Targeting the GUCY2C protein in the gut could prevent Parkinson’s disease by protecting the brain from damage caused by toxins, a study suggests.
- Researchers have discovered that a specific protein in the gut microbiota, called GUCY2C, is able to prevent the development of Parkinson’s disease by protecting the brain against damage and toxic insults.
- They found that mice in which GUCY2C expression was inhibited or suppressed had more brain cell damage and were more sensitive to toxins.
- And when rodents with normal levels of GUCY2C were exposed to a toxin, GUCY2C levels naturally increased. “It’s almost as if GUCY2C plays a protective role in the cells or neurons in the mouse brain.”
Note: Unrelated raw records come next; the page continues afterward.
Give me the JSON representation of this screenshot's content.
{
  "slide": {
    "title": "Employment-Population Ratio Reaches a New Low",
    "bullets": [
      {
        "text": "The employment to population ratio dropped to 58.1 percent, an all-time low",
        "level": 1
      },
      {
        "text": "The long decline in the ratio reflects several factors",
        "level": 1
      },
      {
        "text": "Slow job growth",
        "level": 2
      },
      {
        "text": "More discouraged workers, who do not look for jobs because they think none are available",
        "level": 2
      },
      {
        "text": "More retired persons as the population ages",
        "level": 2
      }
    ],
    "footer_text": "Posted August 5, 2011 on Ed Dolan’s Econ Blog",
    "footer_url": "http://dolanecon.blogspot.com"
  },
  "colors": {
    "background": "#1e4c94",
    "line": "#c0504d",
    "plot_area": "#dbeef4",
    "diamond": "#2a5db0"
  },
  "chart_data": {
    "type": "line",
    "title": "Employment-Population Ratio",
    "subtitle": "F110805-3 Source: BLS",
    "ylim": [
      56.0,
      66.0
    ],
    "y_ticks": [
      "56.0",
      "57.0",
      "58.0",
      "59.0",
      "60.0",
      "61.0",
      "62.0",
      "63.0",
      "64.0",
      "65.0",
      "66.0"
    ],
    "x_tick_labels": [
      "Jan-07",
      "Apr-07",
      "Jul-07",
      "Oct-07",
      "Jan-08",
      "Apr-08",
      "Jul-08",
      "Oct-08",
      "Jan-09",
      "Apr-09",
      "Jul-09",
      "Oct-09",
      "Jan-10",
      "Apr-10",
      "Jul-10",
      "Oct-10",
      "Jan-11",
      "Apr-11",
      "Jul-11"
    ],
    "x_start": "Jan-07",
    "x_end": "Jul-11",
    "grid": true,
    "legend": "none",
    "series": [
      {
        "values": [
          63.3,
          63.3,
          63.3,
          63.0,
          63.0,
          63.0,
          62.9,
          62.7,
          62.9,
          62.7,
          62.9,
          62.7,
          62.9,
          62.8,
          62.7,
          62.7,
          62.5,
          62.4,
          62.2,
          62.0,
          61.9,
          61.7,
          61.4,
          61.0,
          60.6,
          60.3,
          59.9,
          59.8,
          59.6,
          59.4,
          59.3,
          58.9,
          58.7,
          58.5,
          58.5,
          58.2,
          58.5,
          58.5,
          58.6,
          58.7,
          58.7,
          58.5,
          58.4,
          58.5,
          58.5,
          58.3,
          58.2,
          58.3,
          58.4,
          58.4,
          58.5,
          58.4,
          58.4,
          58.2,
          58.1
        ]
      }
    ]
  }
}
Touching more than 160,000 people in France and nearly ten million worldwide, Parkinson’s disease is a neurodegenerative disease that manifests itself through tremors and muscle rigidity, due to a loss of the chemical dopamine in the brain. “One of the causes of the disease is exposure to toxins”recalls Dr. Scott A. Waldman.
Now, he and his team of researchers from Thomas Jefferson University in the United States have discovered that a specific protein in the intestinal microbiota is capable of preventing the development of the disease by protecting the brain against damage and toxic attacks. Their work, published in the journal npj Parkinson’s Diseasepotentially open the way to new treatments.
GUCY2C protein plays protective role in mouse brain
The protein in question, called GUCY2C, has been studied for years for its notorious role in the secretion of water and salt in the intestine. But it is also produced in the brain. Previous studies have shown that removing it from intestinal cells in mice increases the expression of genes associated with Parkinson’s. “That’s when we established the gateway from the gut to the brain, explains Professor Waldman. If we deleted GUCY2C in the brain, would that impact the risk of developing Parkinson’s disease?”
Conducting further experiments in mice, the researchers found that rodents in which GUCY2C expression was inhibited or suppressed had more brain cell damage and were more susceptible to toxins, compared to mice with normal levels of GUCY2C.
Additionally, when rodents with normal levels of GUCY2C were exposed to a toxin, GUCY2C levels naturally increased. This suggests, the scientists say, that “It’s almost as if GUCY2C plays a protective role in mouse brain cells or neurons, which is surprising given its usual role in the gut.”
A new therapeutic avenue against Parkinson’s disease?
These observations led the team of researchers to examine human brain samples to see if GUCY2C expression showed the same trends. As a result, they found that patients with Parkinson’s had elevated levels of GUCY2C compared to patients without the disease.
“Current Parkinson’s therapies mimic dopamine and only manage the symptoms of the disease, say the authors of the study. Targeting GUCY2C could be a promising way to potentially prevent disease progression by protecting the brain from neuron-induced damage.”